Another thing I realized from this experience is that when people tell you they see something positive in you – something you don’t see – believe them.  I would not have pictured myself as an event emcee if my colleagues hadn’t asked me to do it.  It’s because I trusted their positive viewpoint that I was able to take that leap.  We all have blind spots and sometimes – often actually – we need others to show us what we can’t see in ourselves.

***

So, life has been a bit of a whirlwind and now that I’m not stressing about speaking in front of a large group of people, I can more fully concentrate on what’s ahead.  The trip is booked, and the details will reveal themselves as I continue to fine-tune the balance of planning and surrender – which will be especially necessary during my travels.

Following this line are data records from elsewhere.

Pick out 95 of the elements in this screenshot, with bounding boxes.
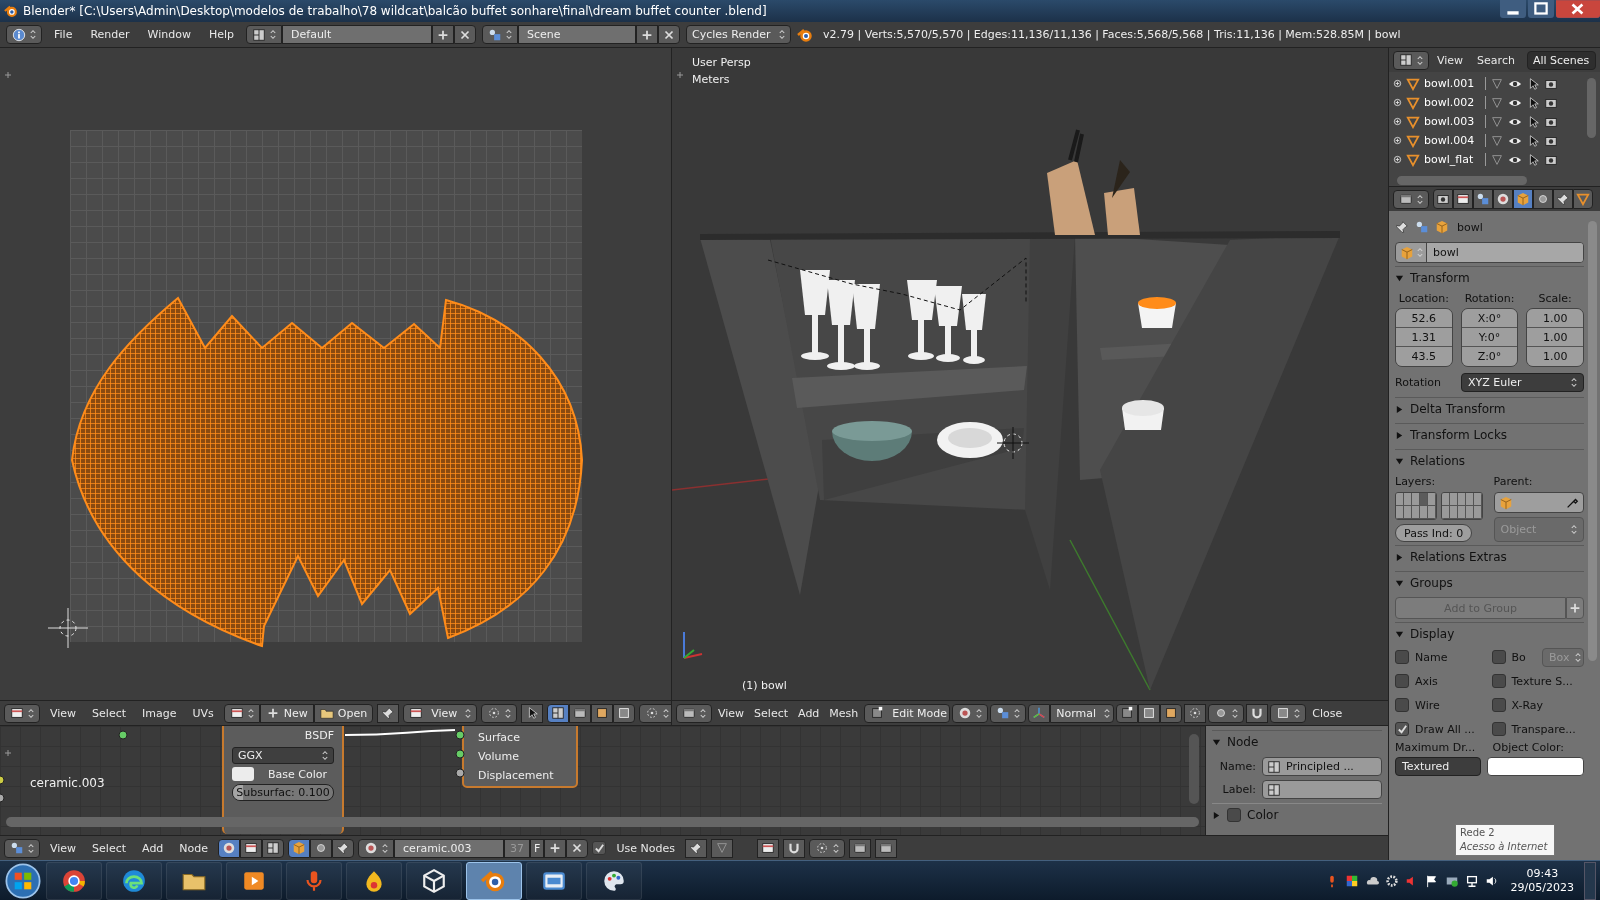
- menu-item[interactable]: Select: [86, 706, 133, 720]
- layout-name-field[interactable]: Default: [282, 25, 433, 44]
- panel-title: Groups: [1410, 576, 1453, 590]
- checkbox-label: Axis: [1415, 674, 1438, 688]
- field-label: Object Color:: [1492, 741, 1566, 754]
- menu-item[interactable]: Image: [136, 706, 183, 720]
- principled-node[interactable]: BSDF GGX Base Color Subsurfac: 0.100: [222, 726, 344, 834]
- material-name-label: ceramic.003: [30, 776, 105, 790]
- menu-item[interactable]: Add: [136, 841, 170, 855]
- tooltip: Rede 2 Acesso à Internet: [1455, 824, 1555, 856]
- panel-title: Delta Transform: [1410, 402, 1506, 416]
- display-mode-dropdown[interactable]: All Scenes: [1526, 50, 1596, 70]
- field-label: Maximum Dr...: [1395, 741, 1477, 754]
- new-image-button[interactable]: New: [259, 703, 314, 723]
- checkbox-label: Name: [1415, 650, 1448, 664]
- window-title: Blender* [C:\Users\Admin\Desktop\modelos de trabalho\78 wildcat\balcão buffet sonhare\final\dream buffet counter .blend]: [23, 4, 767, 18]
- checkbox-label: Transpare...: [1511, 722, 1576, 736]
- output-label: BSDF: [303, 728, 334, 744]
- rotation-field[interactable]: Y:0°: [1461, 328, 1518, 347]
- field-label: Label:: [1221, 783, 1256, 796]
- outliner-item[interactable]: bowl.004: [1424, 134, 1486, 147]
- menu-item[interactable]: Mesh: [825, 706, 863, 720]
- view-mode-dropdown[interactable]: View: [403, 703, 478, 723]
- fake-user-button[interactable]: F: [530, 838, 545, 858]
- distribution-dropdown[interactable]: GGX: [232, 747, 334, 764]
- panel-title: Node: [1227, 735, 1259, 749]
- panel-title: Display: [1410, 627, 1455, 641]
- location-field[interactable]: 52.6: [1396, 309, 1452, 328]
- column-label: Location:: [1398, 292, 1449, 305]
- input-label: Displacement: [478, 768, 555, 784]
- subsurface-slider[interactable]: Subsurfac: 0.100: [232, 784, 334, 801]
- input-label: Volume: [478, 749, 520, 765]
- menu-item[interactable]: Help: [202, 28, 241, 41]
- field-label: Name:: [1218, 760, 1256, 773]
- panel-title: Relations: [1410, 454, 1466, 468]
- column-label: Scale:: [1538, 292, 1572, 305]
- menu-item[interactable]: View: [44, 841, 83, 855]
- menu-item[interactable]: Add: [794, 706, 824, 720]
- column-label: Parent:: [1493, 475, 1533, 488]
- checkbox-label: Use Nodes: [615, 841, 676, 855]
- input-label: Surface: [478, 730, 521, 746]
- open-image-button[interactable]: Open: [313, 703, 374, 723]
- orientation-dropdown[interactable]: Normal: [1050, 703, 1115, 723]
- scene-statistics: v2.79 | Verts:5,570/5,570 | Edges:11,136/11,136 | Faces:5,568/5,568 | Tris:11,136 | Mem:528.85M | bowl: [823, 28, 1401, 41]
- outliner-item[interactable]: bowl.002: [1424, 96, 1486, 109]
- draw-type-dropdown[interactable]: Textured: [1395, 757, 1481, 776]
- menu-item[interactable]: View: [714, 706, 749, 720]
- column-label: Layers:: [1395, 475, 1436, 488]
- close-label[interactable]: Close: [1308, 706, 1347, 720]
- outliner-item[interactable]: bowl.003: [1424, 115, 1486, 128]
- panel-title: Relations Extras: [1410, 550, 1507, 564]
- menu-item[interactable]: Select: [86, 841, 133, 855]
- material-output-node[interactable]: Surface Volume Displacement: [462, 726, 578, 788]
- input-label: Base Color: [268, 767, 327, 781]
- scale-field[interactable]: 1.00: [1527, 328, 1583, 347]
- outliner-item[interactable]: bowl.001: [1424, 77, 1486, 90]
- panel-title: Transform Locks: [1410, 428, 1508, 442]
- panel-title: Transform: [1410, 271, 1470, 285]
- scale-field[interactable]: 1.00: [1527, 309, 1583, 328]
- menu-item[interactable]: View: [1431, 53, 1470, 67]
- checkbox-label: Bo: [1511, 650, 1526, 664]
- menu-item[interactable]: File: [48, 28, 79, 41]
- checkbox-label: Draw All ...: [1415, 722, 1475, 736]
- mode-dropdown[interactable]: Edit Mode: [864, 703, 951, 723]
- location-field[interactable]: 43.5: [1396, 347, 1452, 366]
- units-label: Meters: [692, 73, 730, 86]
- pass-index-field[interactable]: Pass Ind: 0: [1395, 524, 1473, 542]
- rotation-field[interactable]: X:0°: [1461, 309, 1518, 328]
- object-name-field[interactable]: bowl: [1395, 242, 1584, 263]
- menu-item[interactable]: View: [44, 706, 83, 720]
- menu-item[interactable]: Select: [750, 706, 793, 720]
- menu-item[interactable]: Window: [141, 28, 197, 41]
- node-name-field[interactable]: Principled ...: [1262, 757, 1382, 776]
- scale-field[interactable]: 1.00: [1527, 347, 1583, 366]
- checkbox-label: Wire: [1415, 698, 1440, 712]
- rotation-field[interactable]: Z:0°: [1461, 347, 1518, 366]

Mostly, I must be vigilant in not identifying with the feelings and opinions of those who don’t understand my decision.  I don’t have a job lined upon my return.  I don’t yet know how long I’ll be gone for; could be three weeks or three months.  I don’t know where I’ll live when I get back.  (I could go on…)

But so what?  Things will work out.  They always do.  There will always be jobs.  There will always be somewhere to live.  There will always be excuses to not do things.

There is nothing to wait for, and there is no more ‘work’ – internal and external – to be done.  I’m trusting the flow and am in gratitude for the ride.